Note: We’ve had so much fun with serialized stories that I’m trying my hand at one again! Here’s the next installment of a new adventure for Cara Mia Delgatto and her friends. To read Parts 1, 2, 3, 4, 5, 6, 7, and 8 scroll to the bottom of the blog where it says OLDER POSTS.
Greta Morgan’s office was nearly as barren as the grounds around Martin Gardens. A metal desk, two folding chairs, and a cheap office chair on rollers shared space with a flimsy metal file cabinet. I could tell the cabinet was inexpensive by the type of handles on the drawers.
The blinds were pulled behind Greta’s seat, and an inexpensive desk lamp provided illumination directly to her desktop. “Please, make yourselves comfortable.” She picked up the phone and dialed a number. “Lacey? Could you bring me a pot of Constant Comment? Three cups please. Cookies, too. Thanks so much.”
I sat there seething with anger.
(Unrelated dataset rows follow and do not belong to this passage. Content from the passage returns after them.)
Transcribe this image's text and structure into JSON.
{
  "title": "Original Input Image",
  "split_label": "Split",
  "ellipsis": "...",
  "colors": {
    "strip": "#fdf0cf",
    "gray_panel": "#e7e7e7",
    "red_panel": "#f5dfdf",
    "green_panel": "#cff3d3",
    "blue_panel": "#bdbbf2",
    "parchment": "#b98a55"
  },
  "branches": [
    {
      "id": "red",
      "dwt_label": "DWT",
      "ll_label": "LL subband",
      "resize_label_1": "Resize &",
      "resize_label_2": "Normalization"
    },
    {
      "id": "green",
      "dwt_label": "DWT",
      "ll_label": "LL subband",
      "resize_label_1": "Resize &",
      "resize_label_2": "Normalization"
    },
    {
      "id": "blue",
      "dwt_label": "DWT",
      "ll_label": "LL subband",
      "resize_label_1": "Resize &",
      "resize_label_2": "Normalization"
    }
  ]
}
But I was also feeling a little ashamed by my earlier outburst. Skye wore a pleasant but amused smile. Kookie’s eyes took in our surroundings. He seemed considerably perked up since our arrival. The bobbing up and down was less apparent, but his keen interest was still obvious.
“Tell me how you know Helen, please. I don’t know much at all about her background, and I’d really like to know more,” said Greta.
Bit by bit, I explained how Honora had asked me for a favor for her friend. Skye chipped in, talking about how she’d always wanted a big bird. I picked up the narrative, by detailing how Kookie had gone downhill fast. Then Skye volunteered what we’d recently learned from Pete, the vet. She finished with, “We couldn’t think of anything else to do, but to bring Kookie here for a visit.”
“I see,” said Greta, as she gestured to a young woman pushing a metal food cart in the hallway. The server set a silver tray on the desk and, after checking to see that we had everything we needed, promptly departed.
“What are these?” Skye bit into one of the chocolate-covered cookies.
“McVities. They’re from England. Aren’t they wonderful?” Greta poured tea for all of us.
Yes, they were wonderful, but I wasn’t about to give the woman the satisfaction of knowing I liked her treats. To me, this was an elaborate bribe, and nothing more. Even as I pouted, I could sense Greta was sizing me up–and thinking hard. Kookie wanted a nibble of the cookies. Skye offered him a piece, after scraping off the chocolate.
“As you are aware, Helen’s condition is terminal. Since coming here, she’s shown very little interest in life or her surroundings. And that’s a shame. I believe we should live every moment we’re given until we draw our last breath.”
I started to protest. I wanted to point out that anyone, under any circumstances, would be depressed living here. But Greta waved me into silence. “Please? Just let me speak for a minute, so you’ve got the background. Then you can share your thoughts. You see, this building was designed and constructed by a company that went out of business just as they were finishing up. The furniture had been ordered. The wall coverings and lights and appliances installed. But then they went belly up. Mr. James Boehner bought the place, but that purchase hadn’t been planned for. Wasn’t in the budget. He had to cannibalize several other planned expenditures to cover the cost of the structure.”
My father was an entrepreneur. I consider myself one, too. As I listened, I started to see exactly where Greta was going. “They didn’t have enough money for the landscaping. That’s what you’re telling us. They got to the plants and ran out of dough.”
“You’ve got it. Exactly. Mr. Boehner has gone back to his funding sources in an attempt to raise more money. I think he’ll get it, but there are a lot of hoops to jump through. What you’re seeing right now is a partially finished project. And I regret that. We all do. Here…” She stood up. “Let me show you the original plans.”
A cardboard tube had been stuffed behind the file cabinet. Pulling it out, she popped off the top and unrolled three sheets of paper, stapled together at one corner. The top page showed an artist’s rendering of the landscaping, complete with colors and drawings of plants. I had to admit, the rendition took my breath away. The second page showed the courtyard and surrounds. Although the work seemed a tad ambitious, it was also stunning. Mentally, I tried to put a price to what all this would cost. Thinking back to what I’d paid to landscape around my house in St. Louis, I came up with a figure. It was hefty. Very hefty indeed.
“Now,” said Greta, putting her empty cup back on the tray. “As soon as you finish your tea, let’s go say hi to Helen.”